Het is volgens het onderzoeksrapport niet duidelijk welke informatie Microsoft precies verzamelt, officiële documentatie hierover hebben de onderzoekers niet gevonden. Office-telemetrie uitschakelen is volgens hen niet mogelijk, wat betekent dat de privacy van alle huidige Office-gebruikers wordt geschaad, ongeacht hun geografische locatie.

Hoewel het standaard is dat softwareontwikkelaars functionele en diagnostische gegevens verzamelen, gaat Microsoft volgens het rapport een stuk verder door ook echt content te verzamelen van gebruikersapplicaties, zoals onderwerpregels van e-mails en zinnen uit documenten, waarin de vertaling of spellingcontrole van het bedrijf voorkomt. De telemetriecollectie van Office zou ook veel uitgebreider zijn dan die bij Windows 10.

Meer controle

Microsoft laat in een reactie weten van plan te zijn om documentatie aan te leveren over de Office-telemetrie die het bedrijf verzamelt. Daarnaast zal het gebruikers controle geven in welke mate ze data willen delen en geeft het systeemadministrators middels een data viewer-tool de mogelijkheid om onbewerkte telemetriedata in te kijken.

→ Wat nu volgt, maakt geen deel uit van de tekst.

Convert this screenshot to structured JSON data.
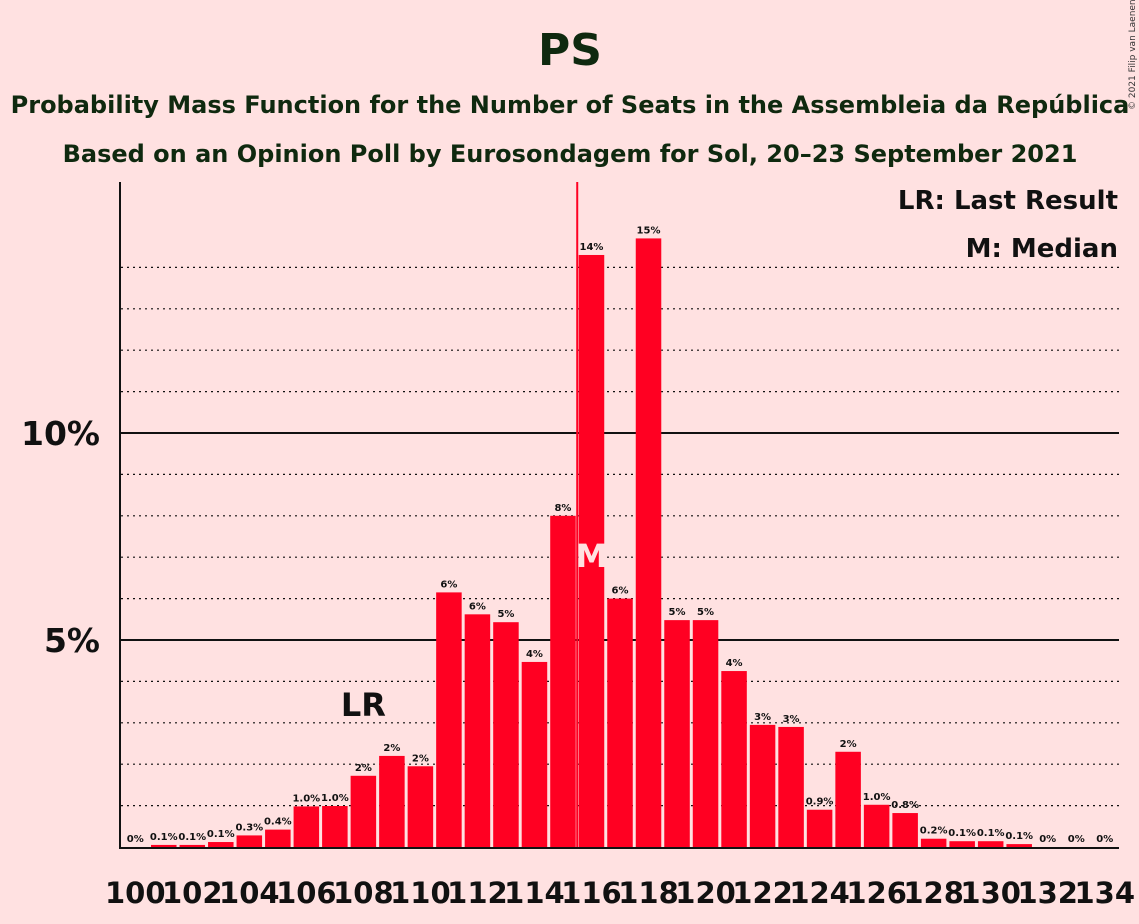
{
  "chart_data": {
    "type": "bar",
    "title": "PS",
    "subtitle": "Probability Mass Function for the Number of Seats in the Assembleia da República",
    "subtitle2": "Based on an Opinion Poll by Eurosondagem for Sol, 20–23 September 2021",
    "copyright": "© 2021 Filip van Laenen",
    "legend": {
      "lr": "LR: Last Result",
      "m": "M: Median"
    },
    "y_ticks": [
      {
        "value": 5,
        "label": "5%"
      },
      {
        "value": 10,
        "label": "10%"
      }
    ],
    "ylim": [
      0,
      16
    ],
    "x_tick_step": 2,
    "bar_color": "#FF0022",
    "axis_color": "#111111",
    "categories": [
      100,
      101,
      102,
      103,
      104,
      105,
      106,
      107,
      108,
      109,
      110,
      111,
      112,
      113,
      114,
      115,
      116,
      117,
      118,
      119,
      120,
      121,
      122,
      123,
      124,
      125,
      126,
      127,
      128,
      129,
      130,
      131,
      132,
      133,
      134
    ],
    "values": [
      0,
      0.05,
      0.05,
      0.12,
      0.28,
      0.42,
      0.98,
      0.99,
      1.72,
      2.2,
      1.95,
      6.15,
      5.62,
      5.43,
      4.47,
      8.0,
      14.3,
      6.0,
      14.7,
      5.48,
      5.48,
      4.25,
      2.95,
      2.9,
      0.9,
      2.3,
      1.02,
      0.82,
      0.2,
      0.14,
      0.14,
      0.07,
      0,
      0,
      0
    ],
    "labels": [
      "0%",
      "0.1%",
      "0.1%",
      "0.1%",
      "0.3%",
      "0.4%",
      "1.0%",
      "1.0%",
      "2%",
      "2%",
      "2%",
      "6%",
      "6%",
      "5%",
      "4%",
      "8%",
      "14%",
      "6%",
      "15%",
      "5%",
      "5%",
      "4%",
      "3%",
      "3%",
      "0.9%",
      "2%",
      "1.0%",
      "0.8%",
      "0.2%",
      "0.1%",
      "0.1%",
      "0.1%",
      "0%",
      "0%",
      "0%"
    ],
    "last_result": {
      "seat": 108,
      "label": "LR"
    },
    "median": {
      "seat": 116,
      "label": "M"
    }
  }
}
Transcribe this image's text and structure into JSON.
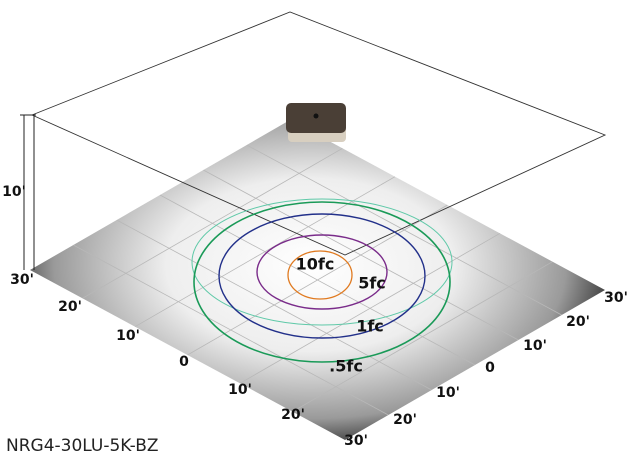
{
  "height_label": "10'",
  "left_axis": [
    "30'",
    "20'",
    "10'",
    "0",
    "10'",
    "20'",
    "30'"
  ],
  "right_axis": [
    "30'",
    "20'",
    "10'",
    "0",
    "10'",
    "20'"
  ],
  "contours": [
    "10fc",
    "5fc",
    "1fc",
    ".5fc"
  ],
  "product": "NRG4-30LU-5K-BZ"
}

Het is een vergelijkbare tegenactie van Microsoft, zoals eerder gedaan in 2016 bij de privacykwestie rondom de Windows 10-telemetrie-verzameling. Het daarop volgende jaar publiceerde het bedrijf documentatie over het type telemetriegegevens dat het verzamelde, zodat gebruikers konden kiezen tussen twee telemetrie-verzamelniveaus tijdens Windows 10-installaties- en – upgrades. Ook werd destijds een data viewer uitgebracht.